Sonic Cinema

Sounds, Visions and Insights by Brian Skutle

Mirror Mirror

Grade : B- Year : 2012 Director : Running Time : Genre :
Movie review score
B-

What does it say about Hollywood when we get TWO different versions of the same story in the same calender year? Well, fundamentally, it means that Hollywood is short of original ideas; I mean, did we REALLY need double the volcano movies in 1997, or double the asteroid flicks in 1998? But two movies based on the Brothers Grimm’s fairy tale, “Snow White,” especially when Disney did an iconic version back in 1937? Really, guys? Well, the first of this year’s dueling Snow White stories is out with director Tarsem Singh’s “Mirror Mirror,” and I have to admit, while it doesn’t come close to the Disney masterpiece, there’s plenty in this sumptuous visual feast to justify its existence.

The story begins, in true fairy tale form, with a voiceover setting the mood: many years ago, a king and his queen had a daughter, so beautiful that she was beloved throughout the land. Her name was Snow White (Lily Collins). Her mother died in childbirth, and after years, the king remarried to a temptress who had cast a spell over him. After he disappeared while hunting, she took over as queen, ruling with little regard for her subjects, but complete regard to her vanity, using magic to maintain her beauty for years. On the eve of her 18th birthday, however, Snow White begins to long for a life outside of the castle, where her evil stepmother (Julia Roberts) has kept her under lock and key. When a handsome prince (Armie Hammer) rides into town, however, the world Snow White has long known will be upended.

The movie’s narrative is only superficially interesting, as screenwriters Melissa Wallack and Jason Keller follow the same basic blueprint their predecessors in Snow White moviemaking have already laid in front of them.
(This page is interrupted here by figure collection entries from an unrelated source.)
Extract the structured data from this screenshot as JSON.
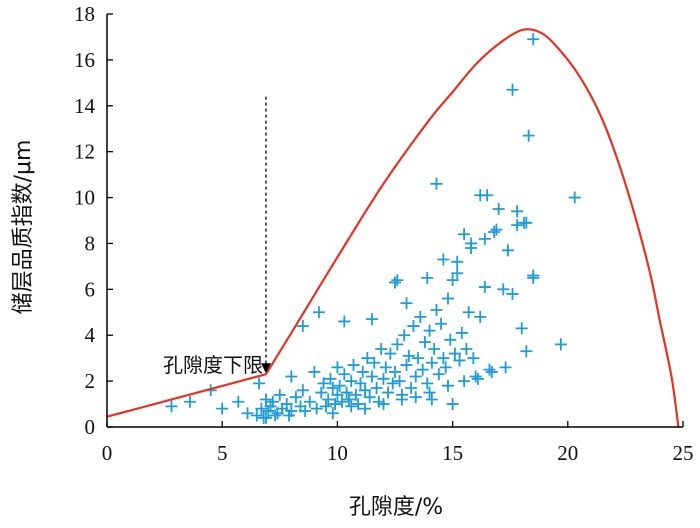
{
  "chart_data": {
    "type": "scatter",
    "xlabel": "孔隙度/%",
    "ylabel": "储层品质指数/μm",
    "xlim": [
      0,
      25
    ],
    "ylim": [
      0,
      18
    ],
    "x_ticks": [
      0,
      5,
      10,
      15,
      20,
      25
    ],
    "y_ticks": [
      0,
      2,
      4,
      6,
      8,
      10,
      12,
      14,
      16,
      18
    ],
    "grid": false,
    "legend": "none",
    "marker": "plus",
    "colors": {
      "points": "#1f9bd7",
      "envelope": "#e53323",
      "axis": "#000000",
      "arrow": "#000000"
    },
    "annotation": {
      "text": "孔隙度下限",
      "x": 6.9,
      "y": 2.3,
      "arrow_from_y": 14.4
    },
    "envelope": {
      "x": [
        0,
        6.9,
        8,
        10,
        12,
        14,
        15,
        16,
        17,
        18,
        18.8,
        19.5,
        20.5,
        21.5,
        22.5,
        23.5,
        24,
        24.5,
        24.8
      ],
      "y": [
        0.45,
        2.3,
        4.1,
        7.4,
        10.6,
        13.4,
        14.6,
        15.8,
        16.7,
        17.3,
        17.2,
        16.6,
        15.3,
        13.4,
        10.6,
        7.0,
        4.6,
        2.2,
        0
      ]
    },
    "points": {
      "x": [
        2.8,
        3.6,
        4.5,
        5.0,
        5.7,
        6.1,
        6.5,
        6.6,
        6.7,
        6.8,
        6.9,
        7.0,
        7.1,
        7.2,
        7.4,
        7.5,
        7.6,
        7.8,
        7.9,
        8.0,
        8.2,
        8.4,
        8.5,
        8.6,
        8.8,
        9.0,
        9.1,
        9.3,
        9.4,
        9.5,
        9.6,
        9.7,
        9.8,
        9.9,
        10.0,
        10.0,
        10.1,
        10.2,
        10.3,
        10.4,
        10.5,
        10.6,
        10.7,
        10.8,
        10.9,
        11.0,
        11.1,
        11.2,
        11.3,
        11.4,
        11.5,
        11.6,
        11.7,
        11.8,
        11.9,
        12.0,
        12.1,
        12.2,
        12.3,
        12.4,
        12.5,
        12.6,
        12.7,
        12.8,
        12.9,
        13.0,
        13.1,
        13.2,
        13.3,
        13.4,
        13.5,
        13.6,
        13.7,
        13.8,
        13.9,
        14.0,
        14.1,
        14.2,
        14.3,
        14.4,
        14.5,
        14.6,
        14.7,
        14.8,
        14.9,
        15.0,
        15.1,
        15.2,
        15.3,
        15.4,
        15.5,
        15.6,
        15.7,
        15.8,
        15.9,
        16.0,
        16.2,
        16.4,
        16.6,
        16.8,
        17.0,
        17.2,
        17.4,
        17.6,
        17.8,
        18.0,
        18.2,
        18.5,
        19.7,
        20.3,
        17.6,
        18.5,
        14.3,
        16.2,
        16.5,
        11.5,
        10.3,
        9.2,
        8.5,
        12.5,
        12.6,
        13.0,
        13.9,
        14.6,
        15.2,
        15.8,
        16.4,
        16.9,
        17.8,
        18.1,
        18.3,
        8.0,
        7.3,
        6.9,
        9.8,
        10.6,
        11.2,
        12.0,
        12.8,
        13.4,
        14.0,
        14.8,
        15.5,
        16.1,
        16.7,
        17.3,
        18.2,
        18.5,
        15.0,
        14.1
      ],
      "y": [
        0.9,
        1.1,
        1.6,
        0.8,
        1.1,
        0.6,
        0.5,
        1.9,
        0.8,
        0.4,
        1.2,
        0.7,
        0.9,
        1.1,
        0.6,
        1.4,
        0.8,
        1.0,
        0.5,
        2.2,
        1.3,
        0.9,
        1.6,
        0.7,
        1.1,
        2.4,
        0.8,
        1.5,
        1.9,
        0.9,
        1.2,
        2.1,
        1.7,
        1.0,
        1.4,
        2.6,
        1.8,
        1.1,
        2.3,
        1.5,
        1.2,
        2.0,
        2.7,
        1.4,
        1.0,
        1.9,
        2.4,
        1.6,
        3.0,
        1.3,
        2.2,
        2.8,
        1.7,
        1.1,
        3.4,
        2.1,
        2.6,
        1.5,
        3.2,
        1.9,
        2.4,
        3.6,
        2.0,
        1.4,
        4.0,
        2.7,
        3.1,
        1.7,
        4.4,
        2.2,
        3.0,
        4.8,
        2.5,
        3.7,
        1.9,
        4.2,
        2.8,
        3.4,
        5.1,
        2.3,
        4.5,
        3.0,
        2.6,
        5.6,
        3.8,
        6.4,
        3.2,
        7.2,
        2.9,
        4.1,
        8.4,
        3.4,
        5.0,
        7.8,
        3.0,
        2.2,
        4.8,
        6.1,
        2.5,
        8.5,
        9.5,
        6.0,
        7.7,
        5.8,
        8.8,
        4.3,
        8.9,
        6.6,
        3.6,
        10.0,
        14.7,
        16.9,
        10.6,
        10.1,
        10.1,
        4.7,
        4.6,
        5.0,
        4.4,
        6.3,
        6.4,
        5.4,
        6.5,
        7.3,
        6.7,
        8.0,
        8.2,
        8.6,
        9.4,
        8.9,
        12.7,
        0.7,
        0.5,
        0.4,
        0.6,
        0.9,
        0.8,
        1.0,
        1.2,
        1.3,
        1.5,
        1.8,
        2.0,
        2.1,
        2.4,
        2.6,
        3.3,
        6.5,
        1.0,
        1.2
      ]
    }
  }
}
What makes the film entertaining is not just the lush beauty of Tarsem’s images (hardly unexpected from the director of “The Cell,” “The Fall,” and “Immortals”), but the way they bring out the characterizations of certain characters, namely, the seven dwarfs. These aren’t the same comedic sidekicks from the Disney film, but people who feel less from a fantasy world as they do real individuals. They used to have real jobs within the town, but the queen manipulated her subjects to distrust anyone who she deemed “undesirable”; needless to say, small people didn’t make the cut of desirable people. The dwarfs end up an important part of the story, and when Snow White finds herself having to live with them, we learn more as much about them as we do the other, vital characters in the film, from Collins’s beautiful Snow White and Roberts’s narcissistic and delightfully evil queen to Hammer’s dashing prince and Nathan Lane’s bumbling assistant to the queen. In many ways, the dwarfs (played by Mark Povinelli, Jordan Prentice, Ronald Lee Clark, Sebastian Saraceno, Martin Klebba, and Joe Snoffo) carry the film during its lulls, and give us a reason to care about whether the film gets its happy ending or not. Actually, the more I think about it, WITHOUT the way the movie handles its seven dwarfs, I’m not sure I’d care much about the film at all, regardless of how beautiful it is to look at. That being said, it is a fine, family fantasy; lovely to look at, easy to digest, and not dark enough to scare off the kiddies. And did I mention the Bollywood-esque musical number at the end by the great Alan Menken? Really, who can say no to THAT?